3. Les clarifications attendues de la LOLF

Outre la mise en place d'un plafond de dépenses de personnel par programme dans le cadre de la fongibilité asymétrique ( infra ), la LOLF prévoit qu'un plafond d'emploi est instauré pour chaque ministère . Ce plafond sera exprimé en équivalent temps plein (ETP) . Comme pour les dépenses, il couvrira tous les personnels rémunérés par l'Etat, contrairement au plafond exprimé en emplois budgétaire, concept auquel il est mis fin.

Le nouveau plafond fera l'objet d'un seul vote.

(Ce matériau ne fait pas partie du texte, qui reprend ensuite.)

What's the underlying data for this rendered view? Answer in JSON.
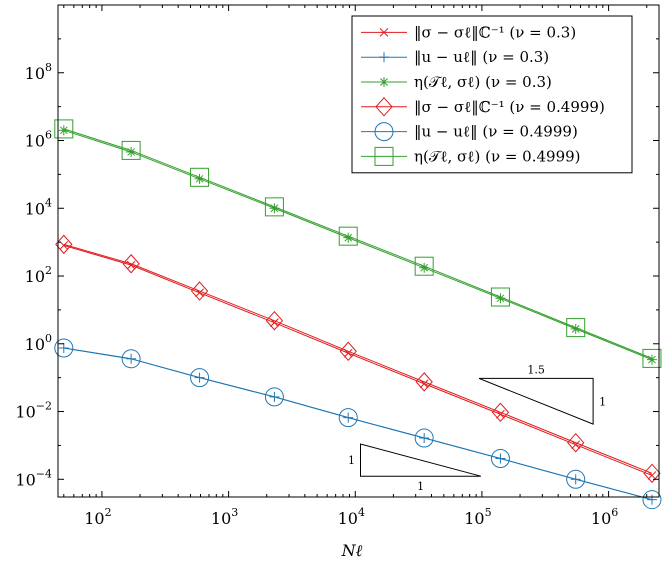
{
  "colors": {
    "red": "#e31a1c",
    "blue": "#1f78b4",
    "green": "#33a02c",
    "axis": "#000000",
    "background": "#ffffff"
  },
  "chart_data": {
    "type": "line",
    "xscale": "log",
    "yscale": "log",
    "xlabel": "Nℓ",
    "ylabel": "",
    "title": "",
    "xlim": [
      45,
      2500000
    ],
    "ylim": [
      3e-05,
      10000000000
    ],
    "x_ticks": [
      100,
      1000,
      10000,
      100000,
      1000000
    ],
    "y_ticks": [
      0.0001,
      0.01,
      1,
      100,
      10000,
      1000000,
      100000000
    ],
    "x_tick_labels": [
      {
        "base": "10",
        "exp": "2"
      },
      {
        "base": "10",
        "exp": "3"
      },
      {
        "base": "10",
        "exp": "4"
      },
      {
        "base": "10",
        "exp": "5"
      },
      {
        "base": "10",
        "exp": "6"
      }
    ],
    "y_tick_labels": [
      {
        "base": "10",
        "exp": "−4"
      },
      {
        "base": "10",
        "exp": "−2"
      },
      {
        "base": "10",
        "exp": "0"
      },
      {
        "base": "10",
        "exp": "2"
      },
      {
        "base": "10",
        "exp": "4"
      },
      {
        "base": "10",
        "exp": "6"
      },
      {
        "base": "10",
        "exp": "8"
      }
    ],
    "grid": false,
    "legend_position": "top-right",
    "x": [
      50,
      170,
      590,
      2300,
      8800,
      35000,
      140000,
      550000,
      2200000
    ],
    "series": [
      {
        "name": "‖σ − σℓ‖ℂ⁻¹ (ν = 0.3)",
        "color": "red",
        "marker": "x",
        "values": [
          800,
          210,
          32,
          4.2,
          0.53,
          0.066,
          0.0083,
          0.00105,
          0.00013
        ]
      },
      {
        "name": "‖u − uℓ‖ (ν = 0.3)",
        "color": "blue",
        "marker": "plus",
        "values": [
          0.75,
          0.36,
          0.1,
          0.027,
          0.0066,
          0.00165,
          0.00041,
          0.0001,
          2.5e-05
        ]
      },
      {
        "name": "η(𝒯ℓ, σℓ) (ν = 0.3)",
        "color": "green",
        "marker": "star",
        "values": [
          2000000,
          460000,
          74000,
          10000,
          1350,
          175,
          22,
          2.75,
          0.34
        ]
      },
      {
        "name": "‖σ − σℓ‖ℂ⁻¹ (ν = 0.4999)",
        "color": "red",
        "marker": "diamond",
        "values": [
          860,
          230,
          36,
          4.8,
          0.6,
          0.075,
          0.0095,
          0.0012,
          0.00015
        ]
      },
      {
        "name": "‖u − uℓ‖ (ν = 0.4999)",
        "color": "blue",
        "marker": "circle",
        "values": [
          0.75,
          0.36,
          0.1,
          0.027,
          0.0066,
          0.00165,
          0.00041,
          0.0001,
          2.5e-05
        ]
      },
      {
        "name": "η(𝒯ℓ, σℓ) (ν = 0.4999)",
        "color": "green",
        "marker": "square",
        "values": [
          2200000,
          510000,
          82000,
          11000,
          1500,
          195,
          24,
          3.0,
          0.37
        ]
      }
    ],
    "slope_triangles": [
      {
        "slope": 1.5,
        "run_label": "1.5",
        "rise_label": "1",
        "corner_x": 95000,
        "corner_y": 0.095,
        "run_decades": 0.9
      },
      {
        "slope": 1,
        "run_label": "1",
        "rise_label": "1",
        "corner_x": 11000,
        "corner_y": 0.0011,
        "run_decades": 0.95
      }
    ]
  }
}
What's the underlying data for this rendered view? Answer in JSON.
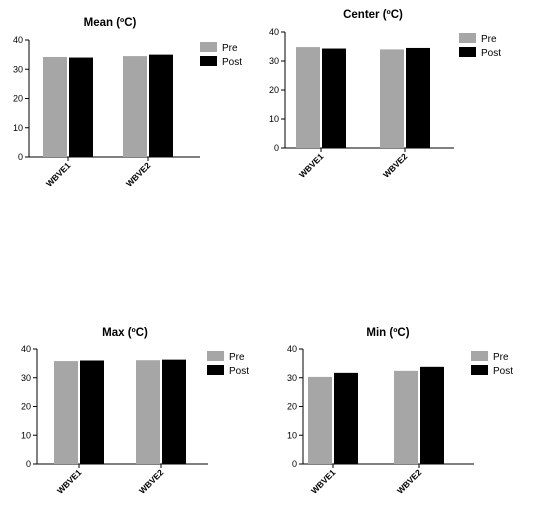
{
  "colors": {
    "pre": "#a6a6a6",
    "post": "#000000"
  },
  "chart_data": [
    {
      "type": "bar",
      "title": "Mean (ºC)",
      "categories": [
        "WBVE1",
        "WBVE2"
      ],
      "series": [
        {
          "name": "Pre",
          "values": [
            34.2,
            34.5
          ]
        },
        {
          "name": "Post",
          "values": [
            34.0,
            35.0
          ]
        }
      ],
      "ylim": [
        0,
        40
      ],
      "yticks": [
        0,
        10,
        20,
        30,
        40
      ],
      "legend": "top-right",
      "grid": false
    },
    {
      "type": "bar",
      "title": "Center (ºC)",
      "categories": [
        "WBVE1",
        "WBVE2"
      ],
      "series": [
        {
          "name": "Pre",
          "values": [
            34.8,
            34.0
          ]
        },
        {
          "name": "Post",
          "values": [
            34.3,
            34.5
          ]
        }
      ],
      "ylim": [
        0,
        40
      ],
      "yticks": [
        0,
        10,
        20,
        30,
        40
      ],
      "legend": "top-right",
      "grid": false
    },
    {
      "type": "bar",
      "title": "Max (ºC)",
      "categories": [
        "WBVE1",
        "WBVE2"
      ],
      "series": [
        {
          "name": "Pre",
          "values": [
            35.8,
            36.1
          ]
        },
        {
          "name": "Post",
          "values": [
            36.0,
            36.3
          ]
        }
      ],
      "ylim": [
        0,
        40
      ],
      "yticks": [
        0,
        10,
        20,
        30,
        40
      ],
      "legend": "top-right",
      "grid": false
    },
    {
      "type": "bar",
      "title": "Min (ºC)",
      "categories": [
        "WBVE1",
        "WBVE2"
      ],
      "series": [
        {
          "name": "Pre",
          "values": [
            30.3,
            32.4
          ]
        },
        {
          "name": "Post",
          "values": [
            31.7,
            33.8
          ]
        }
      ],
      "ylim": [
        0,
        40
      ],
      "yticks": [
        0,
        10,
        20,
        30,
        40
      ],
      "legend": "top-right",
      "grid": false
    }
  ]
}
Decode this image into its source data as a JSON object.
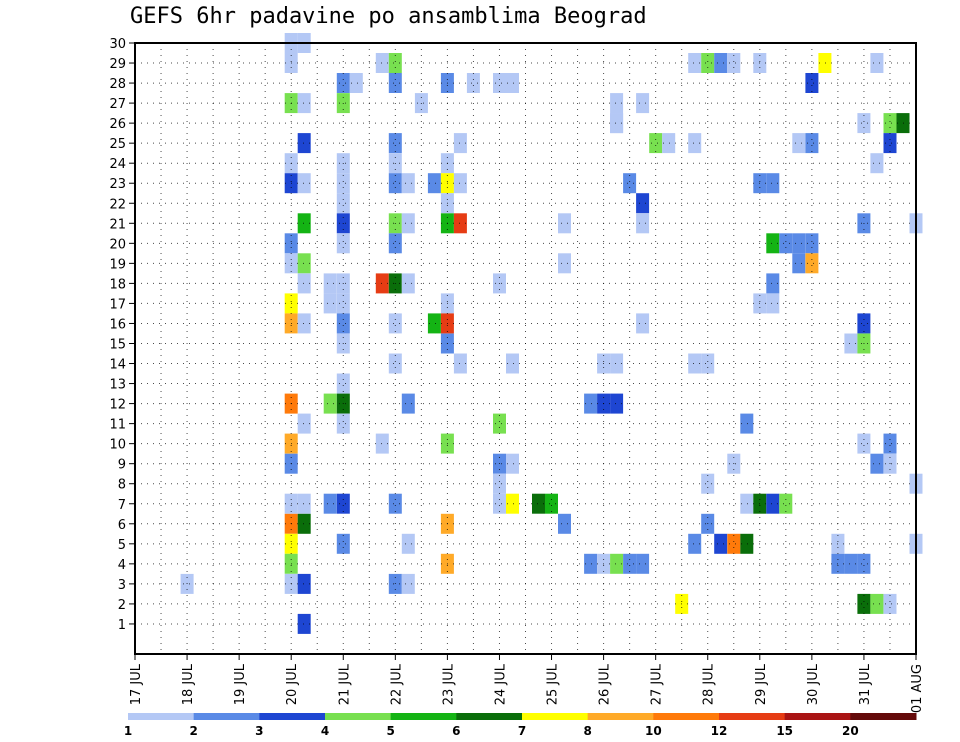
{
  "chart_data": {
    "type": "heatmap",
    "title": "GEFS 6hr padavine po ansamblima Beograd",
    "y_ticks": [
      "1",
      "2",
      "3",
      "4",
      "5",
      "6",
      "7",
      "8",
      "9",
      "10",
      "11",
      "12",
      "13",
      "14",
      "15",
      "16",
      "17",
      "18",
      "19",
      "20",
      "21",
      "22",
      "23",
      "24",
      "25",
      "26",
      "27",
      "28",
      "29",
      "30"
    ],
    "ylim": [
      0,
      30
    ],
    "x_ticks": [
      "17 JUL",
      "18 JUL",
      "19 JUL",
      "20 JUL",
      "21 JUL",
      "22 JUL",
      "23 JUL",
      "24 JUL",
      "25 JUL",
      "26 JUL",
      "27 JUL",
      "28 JUL",
      "29 JUL",
      "30 JUL",
      "31 JUL",
      "01 AUG"
    ],
    "x_range_steps": [
      0,
      60
    ],
    "grid": true,
    "colorbar": {
      "labels": [
        "1",
        "2",
        "3",
        "4",
        "5",
        "6",
        "7",
        "8",
        "10",
        "12",
        "15",
        "20"
      ],
      "colors": [
        "#b4c8f5",
        "#5a8ae6",
        "#1e46d2",
        "#78e050",
        "#14b414",
        "#0a6e0a",
        "#ffff00",
        "#ffaa28",
        "#ff7a0a",
        "#e63c14",
        "#aa1414",
        "#640a0a"
      ]
    },
    "cells": [
      [
        12,
        30,
        1
      ],
      [
        13,
        30,
        1
      ],
      [
        12,
        29,
        1
      ],
      [
        19,
        29,
        1
      ],
      [
        20,
        29,
        4
      ],
      [
        43,
        29,
        1
      ],
      [
        44,
        29,
        4
      ],
      [
        45,
        29,
        2
      ],
      [
        46,
        29,
        1
      ],
      [
        48,
        29,
        1
      ],
      [
        53,
        29,
        7
      ],
      [
        57,
        29,
        1
      ],
      [
        16,
        28,
        2
      ],
      [
        17,
        28,
        1
      ],
      [
        20,
        28,
        2
      ],
      [
        24,
        28,
        2
      ],
      [
        26,
        28,
        1
      ],
      [
        28,
        28,
        1
      ],
      [
        29,
        28,
        1
      ],
      [
        52,
        28,
        3
      ],
      [
        12,
        27,
        4
      ],
      [
        13,
        27,
        1
      ],
      [
        16,
        27,
        4
      ],
      [
        22,
        27,
        1
      ],
      [
        37,
        27,
        1
      ],
      [
        39,
        27,
        1
      ],
      [
        37,
        26,
        1
      ],
      [
        37,
        26,
        1
      ],
      [
        56,
        26,
        1
      ],
      [
        58,
        26,
        4
      ],
      [
        59,
        26,
        6
      ],
      [
        13,
        25,
        3
      ],
      [
        20,
        25,
        2
      ],
      [
        25,
        25,
        1
      ],
      [
        40,
        25,
        4
      ],
      [
        41,
        25,
        1
      ],
      [
        43,
        25,
        1
      ],
      [
        51,
        25,
        1
      ],
      [
        52,
        25,
        2
      ],
      [
        58,
        25,
        3
      ],
      [
        12,
        24,
        1
      ],
      [
        16,
        24,
        1
      ],
      [
        20,
        24,
        1
      ],
      [
        24,
        24,
        1
      ],
      [
        57,
        24,
        1
      ],
      [
        12,
        23,
        3
      ],
      [
        13,
        23,
        1
      ],
      [
        16,
        23,
        1
      ],
      [
        20,
        23,
        2
      ],
      [
        21,
        23,
        1
      ],
      [
        23,
        23,
        2
      ],
      [
        24,
        23,
        7
      ],
      [
        25,
        23,
        1
      ],
      [
        38,
        23,
        2
      ],
      [
        48,
        23,
        2
      ],
      [
        49,
        23,
        2
      ],
      [
        16,
        22,
        1
      ],
      [
        24,
        22,
        1
      ],
      [
        39,
        22,
        3
      ],
      [
        13,
        21,
        5
      ],
      [
        16,
        21,
        3
      ],
      [
        20,
        21,
        4
      ],
      [
        21,
        21,
        1
      ],
      [
        24,
        21,
        5
      ],
      [
        25,
        21,
        10
      ],
      [
        33,
        21,
        1
      ],
      [
        39,
        21,
        1
      ],
      [
        56,
        21,
        2
      ],
      [
        60,
        21,
        1
      ],
      [
        12,
        20,
        2
      ],
      [
        16,
        20,
        1
      ],
      [
        20,
        20,
        2
      ],
      [
        49,
        20,
        5
      ],
      [
        50,
        20,
        2
      ],
      [
        51,
        20,
        2
      ],
      [
        52,
        20,
        2
      ],
      [
        12,
        19,
        1
      ],
      [
        13,
        19,
        4
      ],
      [
        33,
        19,
        1
      ],
      [
        51,
        19,
        2
      ],
      [
        52,
        19,
        8
      ],
      [
        13,
        18,
        1
      ],
      [
        15,
        18,
        1
      ],
      [
        16,
        18,
        1
      ],
      [
        19,
        18,
        10
      ],
      [
        20,
        18,
        6
      ],
      [
        21,
        18,
        1
      ],
      [
        28,
        18,
        1
      ],
      [
        49,
        18,
        2
      ],
      [
        12,
        17,
        7
      ],
      [
        15,
        17,
        1
      ],
      [
        16,
        17,
        1
      ],
      [
        24,
        17,
        1
      ],
      [
        48,
        17,
        1
      ],
      [
        49,
        17,
        1
      ],
      [
        12,
        16,
        8
      ],
      [
        13,
        16,
        1
      ],
      [
        16,
        16,
        2
      ],
      [
        20,
        16,
        1
      ],
      [
        23,
        16,
        5
      ],
      [
        24,
        16,
        10
      ],
      [
        39,
        16,
        1
      ],
      [
        56,
        16,
        3
      ],
      [
        16,
        15,
        1
      ],
      [
        24,
        15,
        2
      ],
      [
        55,
        15,
        1
      ],
      [
        56,
        15,
        4
      ],
      [
        20,
        14,
        1
      ],
      [
        25,
        14,
        1
      ],
      [
        29,
        14,
        1
      ],
      [
        36,
        14,
        1
      ],
      [
        37,
        14,
        1
      ],
      [
        43,
        14,
        1
      ],
      [
        44,
        14,
        1
      ],
      [
        16,
        13,
        1
      ],
      [
        12,
        12,
        9
      ],
      [
        15,
        12,
        4
      ],
      [
        16,
        12,
        6
      ],
      [
        21,
        12,
        2
      ],
      [
        35,
        12,
        2
      ],
      [
        36,
        12,
        3
      ],
      [
        37,
        12,
        3
      ],
      [
        13,
        11,
        1
      ],
      [
        16,
        11,
        1
      ],
      [
        28,
        11,
        4
      ],
      [
        47,
        11,
        2
      ],
      [
        12,
        10,
        8
      ],
      [
        19,
        10,
        1
      ],
      [
        24,
        10,
        4
      ],
      [
        56,
        10,
        1
      ],
      [
        58,
        10,
        2
      ],
      [
        12,
        9,
        2
      ],
      [
        28,
        9,
        2
      ],
      [
        29,
        9,
        1
      ],
      [
        46,
        9,
        1
      ],
      [
        57,
        9,
        2
      ],
      [
        58,
        9,
        1
      ],
      [
        28,
        8,
        1
      ],
      [
        44,
        8,
        1
      ],
      [
        60,
        8,
        1
      ],
      [
        12,
        7,
        1
      ],
      [
        13,
        7,
        1
      ],
      [
        15,
        7,
        2
      ],
      [
        16,
        7,
        3
      ],
      [
        20,
        7,
        2
      ],
      [
        28,
        7,
        1
      ],
      [
        29,
        7,
        7
      ],
      [
        31,
        7,
        6
      ],
      [
        32,
        7,
        5
      ],
      [
        47,
        7,
        1
      ],
      [
        48,
        7,
        6
      ],
      [
        49,
        7,
        3
      ],
      [
        50,
        7,
        4
      ],
      [
        12,
        6,
        9
      ],
      [
        13,
        6,
        6
      ],
      [
        24,
        6,
        8
      ],
      [
        33,
        6,
        2
      ],
      [
        44,
        6,
        2
      ],
      [
        12,
        5,
        7
      ],
      [
        16,
        5,
        2
      ],
      [
        21,
        5,
        1
      ],
      [
        43,
        5,
        2
      ],
      [
        45,
        5,
        3
      ],
      [
        46,
        5,
        9
      ],
      [
        47,
        5,
        6
      ],
      [
        54,
        5,
        1
      ],
      [
        60,
        5,
        1
      ],
      [
        12,
        4,
        4
      ],
      [
        24,
        4,
        8
      ],
      [
        35,
        4,
        2
      ],
      [
        36,
        4,
        1
      ],
      [
        37,
        4,
        4
      ],
      [
        38,
        4,
        2
      ],
      [
        39,
        4,
        2
      ],
      [
        54,
        4,
        2
      ],
      [
        55,
        4,
        2
      ],
      [
        56,
        4,
        2
      ],
      [
        4,
        3,
        1
      ],
      [
        12,
        3,
        1
      ],
      [
        13,
        3,
        3
      ],
      [
        20,
        3,
        2
      ],
      [
        21,
        3,
        1
      ],
      [
        42,
        2,
        7
      ],
      [
        56,
        2,
        6
      ],
      [
        57,
        2,
        4
      ],
      [
        58,
        2,
        1
      ],
      [
        13,
        1,
        3
      ]
    ]
  }
}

* 19 Par exemple, la loi n° 2003-400 du 30 avril 2003 a créé le dispositif des « assistants d'éducation », dont 20.000 ont été recrutés en septembre 2003 sans autorisation par une loi de finances.

* 20 En l'absence à ce jour d'un outil de suivi des effectifs fiable et généralisé à tous les services de l'Etat, la connaissance des sureffectifs repose avant tout sur les informations recueillies auprès des ministères employeurs. Ainsi, d'après la Cour des comptes, si les éléments dont elle dispose « mettent en question la gestion de tel ou tel ministère, [ils] rendent compte aussi d'une démarche louable de leur part vers une analyse de bonne qualité ».

* 21 Dont 200 par lettre du secrétaire d'Etat au budget du 21 juillet 1997, 450 à la suite d'une réunion interministérielle les 8 et 22 février 2000, 150 par lettre du Premier ministre du 16 mai 2000.

* 22 Lettre du Premier Ministre du 31 juillet 1998.

* 23 Lettres du Premier ministre du 31 juillet 1998, du secrétaire d'Etat au budget du 8 janvier 1999, du Premier ministre du 30 avril 1999, puis 1.000 recrutements exceptionnels par le décret n° 2000-24 du 13 janvier 2000.

* 24 Créé par un décret du 13 juillet 2000, l'Observatoire de l'emploi public a pour première mission de donner une connaissance complète des effectifs réels de la fonction publique.